When he was small, Jesse dreamed that he had been playing outside; he was crawling around in the grass, when his uncle backed over him in his pickup truck. Although Jesse felt no pain, he knew that he had died. Jesse's mother, too, has symbolic dreams. They warn her of Jesse's doom.
So she brings him to the small logging town of Calamus in Oregon, where this story is set. The time is the late 1950s and early 1960s. Jesse is to attend public school and to become part of the white man's world. At first, Jesse not only fits in, he excels. He's a natural athlete, fisherman and hunter. He and Wade Curran, who narrates this story, become close friends.
Their relationship brings to mind John Knowles' "A Separate Peace." Each book focuses on the friendship between two boys on the brink of manhood. Each tells of a war between cultures, with the characters mere pawns of the war. Each suggests that the war in a man's heart causes the larger wars. In Mr. Knowles' book, however, the writing is vivid and evocative. Mr. Cody's book is somewhat flat.
The writing in Cristina Garcia's "Dreaming in Cuban" (Knopf, 229 pages, $20) is anything but flat. Ms. Garcia, who has worked as a correspondent for Time, writes in a style that seems magically alive. There's even a kind of dream-like quality to the prose: "I have this image of Abuela Celia underwater, standing on a reef with tiny chrome fish darting by her face like flashes of light. . . . She calls to me, but I can't hear her. Is she talking to me from her dreams?"
The story focuses on four women: Celia, the aging matriarch; Felicia and Lourdes, her two middle-aged daughters, and Pilar, Lourdes' 24-year-old daughter. Jorge, the patriarch; has recently died. The story begins in the late 1970s, with the action in Havana and New York.
But the action occurs mostly in the minds of these four women as they narrate sections of the novel. Each "is as nervous as a magnetic field, attracting small disturbances." Their personalities suggest a sub-theme exploring the relationship between creativity and sanity. Pilar is the sensitive artist trying to find herself. Celia and Lourdes are high-strung, given to reading and reciting poetry. Felicia is too highly strung and insane.
In her youth, Celia had an unhappy love affair; brokenhearted, she writes but does not send love letters to the man who left her. Felicia, the middle daughter, lives in Havana, near her mother. Abused by her husband, she practices black magic. Lourdes, the oldest daughter, has moved to New York with her husband and daughter. There in Brooklyn, she opens a bakery and tries to become assimilated. She could be successful if not for her dead father and her daughter, Pilar.
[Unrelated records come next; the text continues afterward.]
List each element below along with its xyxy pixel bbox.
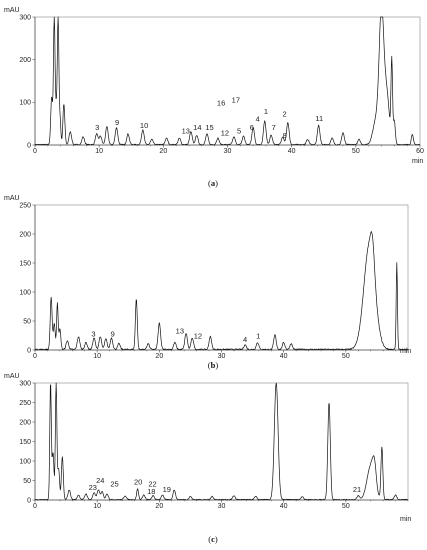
plot-frame bbox=[34, 16, 421, 146]
x-tick-label: 10 bbox=[95, 148, 103, 155]
peak-label: 15 bbox=[205, 123, 213, 132]
y-tick-label: 0 bbox=[27, 497, 31, 504]
y-tick-label: 100 bbox=[19, 100, 31, 107]
peak-label: 18 bbox=[147, 487, 155, 496]
x-tick-label: 10 bbox=[93, 353, 101, 360]
x-tick-label: 40 bbox=[288, 148, 296, 155]
y-tick-label: 0 bbox=[27, 347, 31, 354]
y-tick-label: 200 bbox=[19, 231, 31, 238]
peak-label: 3 bbox=[91, 329, 95, 338]
peak-label: 13 bbox=[182, 127, 190, 136]
peak-label: 12 bbox=[221, 128, 229, 137]
peak-label: 16 bbox=[217, 98, 225, 107]
peak-label: 14 bbox=[193, 123, 201, 132]
peak-label: 7 bbox=[272, 123, 276, 132]
chromatogram-trace bbox=[34, 231, 409, 351]
x-unit-label: min bbox=[400, 348, 411, 355]
y-tick-label: 50 bbox=[23, 478, 31, 485]
x-tick-label: 50 bbox=[342, 503, 350, 510]
x-tick-label: 20 bbox=[155, 503, 163, 510]
y-tick-label: 200 bbox=[19, 419, 31, 426]
x-tick-label: 40 bbox=[280, 503, 288, 510]
peak-label: 9 bbox=[115, 118, 119, 127]
panel-letter: a bbox=[211, 178, 216, 188]
y-tick-label: 150 bbox=[19, 260, 31, 267]
peak-label: 6 bbox=[250, 123, 254, 132]
y-tick-label: 200 bbox=[19, 57, 31, 64]
peak-label: 13 bbox=[176, 327, 184, 336]
peak-label: 23 bbox=[89, 483, 97, 492]
y-tick-label: 250 bbox=[19, 400, 31, 407]
panel-caption: (a) bbox=[208, 178, 218, 188]
panel-caption: (c) bbox=[208, 534, 218, 544]
plot-frame bbox=[34, 204, 409, 351]
peak-label: 2 bbox=[283, 110, 287, 119]
x-tick-label: 0 bbox=[33, 503, 37, 510]
y-unit-label: mAU bbox=[4, 7, 20, 14]
x-tick-label: 0 bbox=[33, 148, 37, 155]
y-tick-label: 300 bbox=[19, 380, 31, 387]
x-unit-label: min bbox=[400, 516, 411, 523]
y-tick-label: 100 bbox=[19, 289, 31, 296]
peak-label: 20 bbox=[134, 477, 142, 486]
x-tick-label: 30 bbox=[218, 353, 226, 360]
x-unit-label: min bbox=[412, 158, 423, 165]
peak-label: 24 bbox=[96, 476, 104, 485]
y-tick-label: 300 bbox=[19, 14, 31, 21]
x-tick-label: 30 bbox=[224, 148, 232, 155]
y-unit-label: mAU bbox=[4, 195, 20, 202]
peak-label: 5 bbox=[237, 127, 241, 136]
peak-label: 9 bbox=[111, 329, 115, 338]
y-unit-label: mAU bbox=[4, 373, 20, 380]
x-tick-label: 30 bbox=[218, 503, 226, 510]
peak-label: 10 bbox=[140, 121, 148, 130]
y-tick-label: 0 bbox=[27, 142, 31, 149]
y-tick-label: 150 bbox=[19, 439, 31, 446]
panel-letter: b bbox=[211, 360, 216, 370]
y-tick-label: 50 bbox=[23, 318, 31, 325]
peak-label: 11 bbox=[315, 114, 323, 123]
x-tick-label: 20 bbox=[159, 148, 167, 155]
peak-label: 4 bbox=[243, 335, 247, 344]
x-tick-label: 50 bbox=[342, 353, 350, 360]
peak-label: 8 bbox=[283, 131, 287, 140]
peak-label: 4 bbox=[256, 115, 260, 124]
peak-label: 1 bbox=[256, 332, 260, 341]
x-tick-label: 10 bbox=[93, 503, 101, 510]
chromatogram-panel-b: mAU min 0 50 100 150 200 250 0 10 20 30 40 50 3 9 13 12 4 1… bbox=[4, 195, 411, 370]
y-tick-label: 250 bbox=[19, 202, 31, 209]
x-tick-label: 60 bbox=[416, 148, 424, 155]
x-tick-label: 40 bbox=[280, 353, 288, 360]
peak-label: 1 bbox=[264, 107, 268, 116]
peak-label: 25 bbox=[110, 479, 118, 488]
peak-label: 3 bbox=[95, 123, 99, 132]
peak-label: 22 bbox=[148, 479, 156, 488]
peak-label: 17 bbox=[232, 95, 240, 104]
y-tick-label: 100 bbox=[19, 458, 31, 465]
panel-caption: (b) bbox=[208, 360, 219, 370]
x-tick-label: 20 bbox=[155, 353, 163, 360]
x-tick-label: 0 bbox=[33, 353, 37, 360]
peak-label: 12 bbox=[194, 332, 202, 341]
peak-label: 19 bbox=[163, 485, 171, 494]
panel-letter: c bbox=[211, 534, 215, 544]
chromatogram-trace bbox=[34, 16, 421, 146]
chromatogram-trace bbox=[34, 382, 409, 501]
x-tick-label: 50 bbox=[352, 148, 360, 155]
peak-label: 21 bbox=[353, 485, 361, 494]
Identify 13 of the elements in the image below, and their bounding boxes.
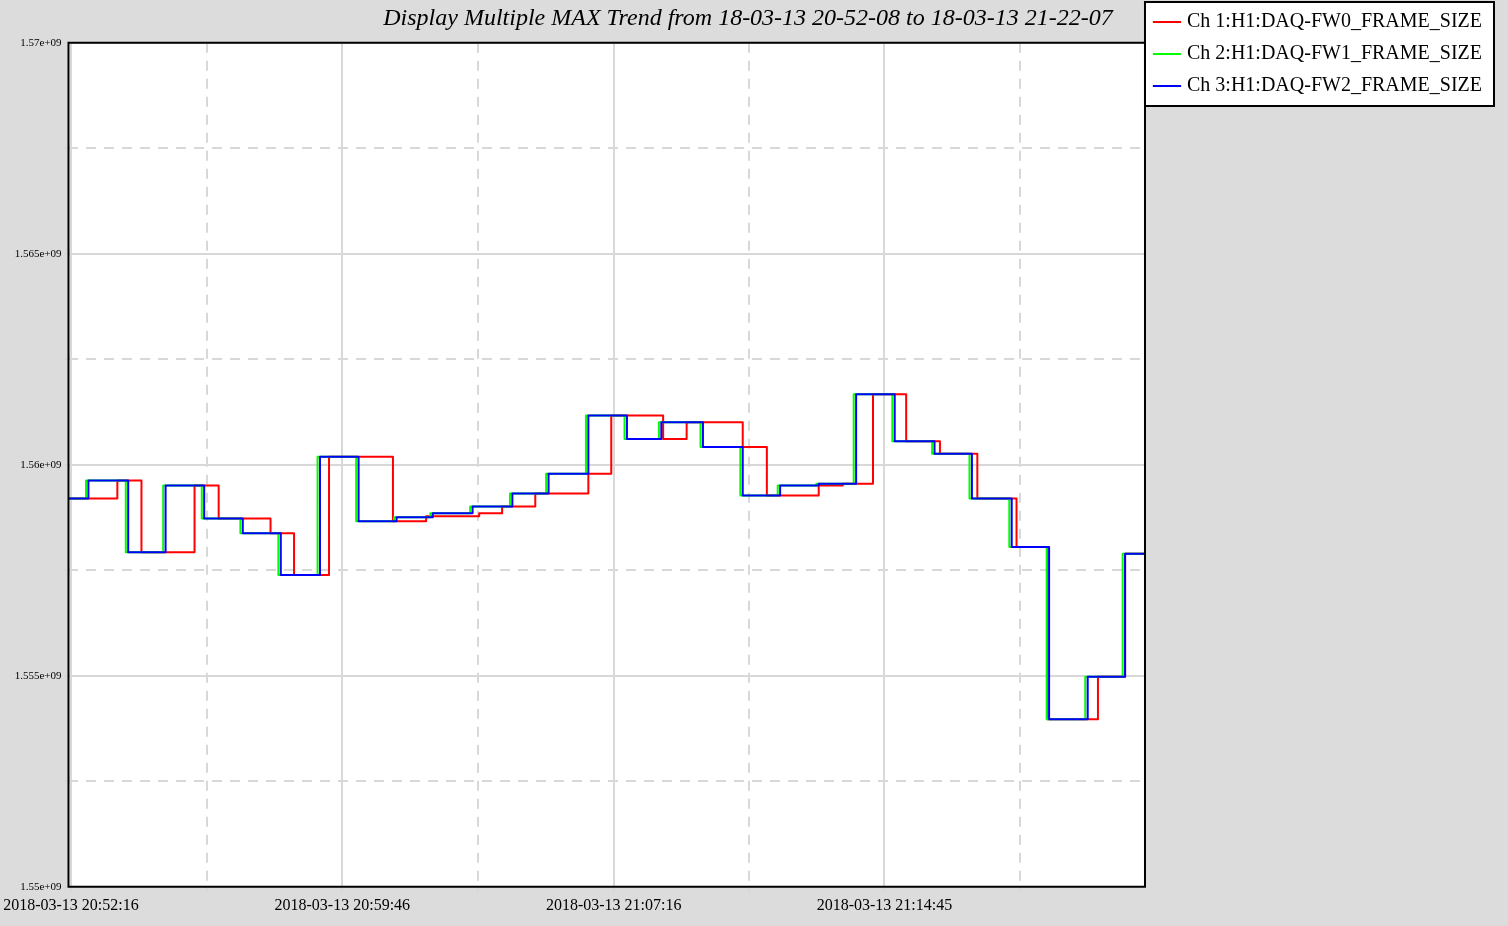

The climax of the story occurs as Lourdes and Pilar return to
Cuba in 1980. Pilar reconnects with her grandmother and with her mother country; she paints her grandmother's portrait, realizing the power of love made into art.
As the story ends, Pilar, whose life seems so similar to Ms. Garcia's life and whose many imaginings have held this story together, begins dreaming in Spanish. These dreams will
continue her family's history, she explains. They will keep that history "from being absorbed quietly by the earth, with no more meaning than falling leaves on an autumn day." These dreams -- and here she suggests the novel's effect -- make her feel as if there's a magic working its way through her veins.
Ms. Scharper teaches writing at Towson State University.